Associate Professor Hang T. Ta

Smart nanomedicine for diagnosis and treatment of cardiovascular diseases

Associate Professor Hang T. Ta, Griffith University

2019 Future Leader Fellowship

Years funded: 2020-2024

The early detection and accurate characterization of life-threatening diseases such as cardiovascular diseases are critical to the design of treatment. A therapeutic approach that provides an efficient treatment with minimal side-effects is highly desired by both patients and healthcare systems. This project aims to develop smart nanomedicine with incorporated diagnostic sensor and external stimuli-responsive treatment mechanisms for cardiovascular diseases. The nanomaterials will have magnetic resonance imaging (MRI)-based sensor mechanism that cannot only detect, but also sense and report the stage or progression of thrombosis and atherosclerosis, the leading cause of death in Australia and worldwide. MRI is a widely-available imaging system in clinical settings.

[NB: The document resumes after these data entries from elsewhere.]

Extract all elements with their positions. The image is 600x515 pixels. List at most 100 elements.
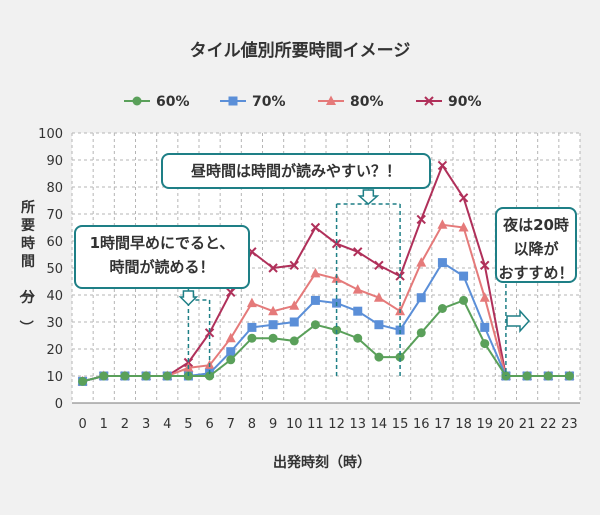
x-marker-stroke [416,214,426,225]
callout-daytime: 昼時間は時間が読みやすい？！ [161,153,431,376]
x-tick-label: 1 [100,417,108,432]
legend-marker [326,95,336,105]
callout-text: 昼時間は時間が読みやすい？！ [191,162,401,180]
y-tick-label: 0 [55,397,63,412]
x-tick-label: 5 [184,417,192,432]
annotations: 1時間早めにでると、時間が読める！ 昼時間は時間が読みやすい？！ 夜は20時以降がお… [74,153,577,376]
data-point [268,263,278,273]
data-point [204,328,215,338]
data-point [247,322,257,332]
data-point [353,306,363,316]
data-point [522,371,532,381]
x-tick-label: 15 [392,417,409,432]
data-point [99,371,109,381]
data-point [162,371,172,381]
x-tick-label: 9 [269,417,277,432]
data-point [437,258,447,268]
data-point [459,295,469,305]
y-axis-label-char: 間 [21,254,35,270]
legend-label: 80% [350,94,384,110]
data-point [437,304,447,313]
y-tick-label: 20 [46,343,63,358]
data-point [78,376,88,386]
x-marker-stroke [374,260,384,271]
y-axis-label-char: 要 [21,218,35,234]
y-axis-label-char: ） [17,320,33,334]
legend-label: 60% [156,94,190,110]
data-point [310,295,320,305]
y-tick-label: 90 [46,154,63,169]
callout-box [74,225,250,289]
x-tick-label: 13 [349,417,366,432]
data-point [459,271,469,281]
x-tick-label: 17 [434,417,451,432]
data-point [310,222,321,233]
y-tick-label: 60 [46,235,63,250]
data-point [331,273,342,283]
y-axis-label-char: 分 [21,290,35,306]
data-point [480,322,490,332]
legend-marker [132,96,142,106]
y-tick-label: 70 [46,208,63,223]
data-point [458,222,469,232]
x-tick-label: 2 [121,417,129,432]
data-point [268,320,278,330]
y-axis-label-char: 所 [21,199,35,216]
data-point [246,297,257,308]
data-point [289,336,299,346]
data-point [289,260,299,271]
callout-text: 夜は20時 [502,216,569,234]
legend-item: 90% [416,94,482,110]
x-marker-stroke [268,263,278,273]
x-marker-stroke [310,222,321,233]
legend: 60% 70% 80% 90% [124,94,482,110]
data-point [205,371,215,381]
y-axis-label-char: （ [17,284,33,298]
x-marker-stroke [204,328,215,338]
data-point [247,333,257,343]
x-tick-label: 12 [328,417,345,432]
data-point [373,292,384,302]
x-tick-label: 3 [142,417,150,432]
x-tick-label: 23 [561,417,578,432]
legend-marker [424,96,434,106]
data-point [226,347,236,357]
x-tick-label: 6 [205,417,213,432]
x-marker-stroke [353,247,363,257]
data-point [225,332,236,343]
data-point [374,260,384,271]
data-point [374,320,384,330]
x-marker-stroke [480,260,490,271]
x-tick-label: 14 [371,417,388,432]
callout-box [161,153,431,189]
data-point [480,260,490,271]
data-point [352,284,363,294]
data-point [374,352,384,362]
x-marker-stroke [424,96,434,106]
y-axis-label: 所要時間 （分 ） [17,199,35,334]
y-axis-ticks: 0 10 20 30 40 50 60 70 80 90 100 [38,127,63,412]
data-point [268,305,279,316]
data-point [268,333,278,343]
legend-label: 90% [448,94,482,110]
legend-marker [228,96,238,106]
data-point [331,238,342,249]
x-marker-stroke [226,287,236,298]
x-tick-label: 8 [248,417,256,432]
data-point [416,293,426,303]
data-point [120,371,130,381]
data-point [416,328,426,338]
x-tick-label: 16 [413,417,430,432]
x-tick-label: 7 [227,417,235,432]
callout-arrow [506,309,531,333]
x-tick-label: 20 [498,417,515,432]
legend-item: 60% [124,94,190,110]
callout-arrow [357,189,380,206]
data-point [437,219,448,229]
data-point [310,267,321,278]
data-point [564,371,574,381]
y-tick-label: 30 [46,316,63,331]
callout-text: 1時間早めにでると、 [90,234,235,252]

The nanomaterials will also be designed to deliver therapeutic solution specifically to the disease areas in a control manner upon being stimulated by external factor such as near-infrared laser light and ultrasound. The central aim of the project is to develop novel targeted contrast agents with improved functionality and efficacy based on well-known non- or low toxic materials and materials approved by FDA, which enables easy translation to clinical use.

In this project, I will design and synthesize different targeted nanoparticles based on metal and metal oxide such as iron oxide (well-known low toxic), gadolinium complex (Gd-DOTA, FDA approved), and gold. My materials can be tuned to provide information on the stage or progression of thrombosis and atherosclerosis, in addition to detecting the disease.

Knowing whether a thrombus in a blood vessel is acute or chronic; or whether an atherosclerotic plaque is stable or vulnerable is very important for physicians to decide a treatment protocol. On successful completion of the project, I will have demonstrated the effectiveness of my novel targeted contrast agents to identify and discriminate thrombosis and plaque, and simultaneously provide therapeutic effects.